Mulheres residentes em ao menos 12 municípios do país têm as mesmas – ou mais – chances de morrer vítimas de agressão do que de doenças do sistema circulatório ou câncer (as duas principais causas de óbitos femininos no país). Enquanto, em todo o Brasil, a média de mortes femininas por agressão representa 0,88% do total, há cidades em que esse número salta para até 19,5%. Números resultantes do cruzamento de dados oficiais que constam no Sistema de Informações sobre Mortalidade (SIM) do Ministério da Saúde com dados populacionais extraídos de pesquisas do IBGE.

Para marcar este Dia Internacional da Mulher, a Agência Lupa mergulhou no histórico de registros de óbitos específicos do SIM entre os anos de 2007 e 2016 (os mais recentes, completos e oficiais disponíveis) para 5.570 municípios e constatou dados alarmantes.
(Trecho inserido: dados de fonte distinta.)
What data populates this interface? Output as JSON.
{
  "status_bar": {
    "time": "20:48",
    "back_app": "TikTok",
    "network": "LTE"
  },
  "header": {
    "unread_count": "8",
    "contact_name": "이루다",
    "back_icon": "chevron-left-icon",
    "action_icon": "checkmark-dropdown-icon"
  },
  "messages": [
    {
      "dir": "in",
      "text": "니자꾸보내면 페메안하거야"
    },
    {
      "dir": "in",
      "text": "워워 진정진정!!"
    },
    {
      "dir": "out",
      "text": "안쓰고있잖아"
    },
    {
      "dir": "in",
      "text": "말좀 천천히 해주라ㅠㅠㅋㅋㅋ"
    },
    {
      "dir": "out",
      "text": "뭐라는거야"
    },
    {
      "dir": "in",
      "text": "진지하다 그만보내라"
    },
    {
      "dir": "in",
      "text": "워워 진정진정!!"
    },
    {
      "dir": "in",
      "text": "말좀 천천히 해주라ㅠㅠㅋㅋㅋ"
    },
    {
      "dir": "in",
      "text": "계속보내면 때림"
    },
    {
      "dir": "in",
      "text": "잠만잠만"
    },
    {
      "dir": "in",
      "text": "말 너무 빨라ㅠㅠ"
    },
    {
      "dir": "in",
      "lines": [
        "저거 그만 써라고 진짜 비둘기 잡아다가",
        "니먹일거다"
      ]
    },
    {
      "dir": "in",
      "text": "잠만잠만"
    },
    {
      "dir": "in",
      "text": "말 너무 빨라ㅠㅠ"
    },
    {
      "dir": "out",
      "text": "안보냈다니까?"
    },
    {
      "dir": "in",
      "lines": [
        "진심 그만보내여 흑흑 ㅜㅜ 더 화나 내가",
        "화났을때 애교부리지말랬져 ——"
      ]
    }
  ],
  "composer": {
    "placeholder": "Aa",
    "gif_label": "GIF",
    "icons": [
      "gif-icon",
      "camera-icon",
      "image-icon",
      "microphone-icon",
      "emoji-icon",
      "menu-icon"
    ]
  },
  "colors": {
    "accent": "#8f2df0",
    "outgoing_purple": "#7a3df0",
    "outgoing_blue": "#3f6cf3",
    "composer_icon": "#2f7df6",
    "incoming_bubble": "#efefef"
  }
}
Para as mulheres que moram em Barcelos (AM), por exemplo, a principal causa de morte é a agressão. No período analisado, 48 delas foram vítimas de violência, frente às 34 que morreram por problemas no sistema circulatório (como doenças hipertensivas, isquêmicas e AVCs) e às 17 que faleceram vítimas de câncer (todos os tipos). Isso faz com que as mulheres desse município, de 27.589 habitantes, convivam com a maior proporção de mortes femininas em decorrência de agressão em todo o país: 19,5% dos registros oficiais – uma em cada cinco.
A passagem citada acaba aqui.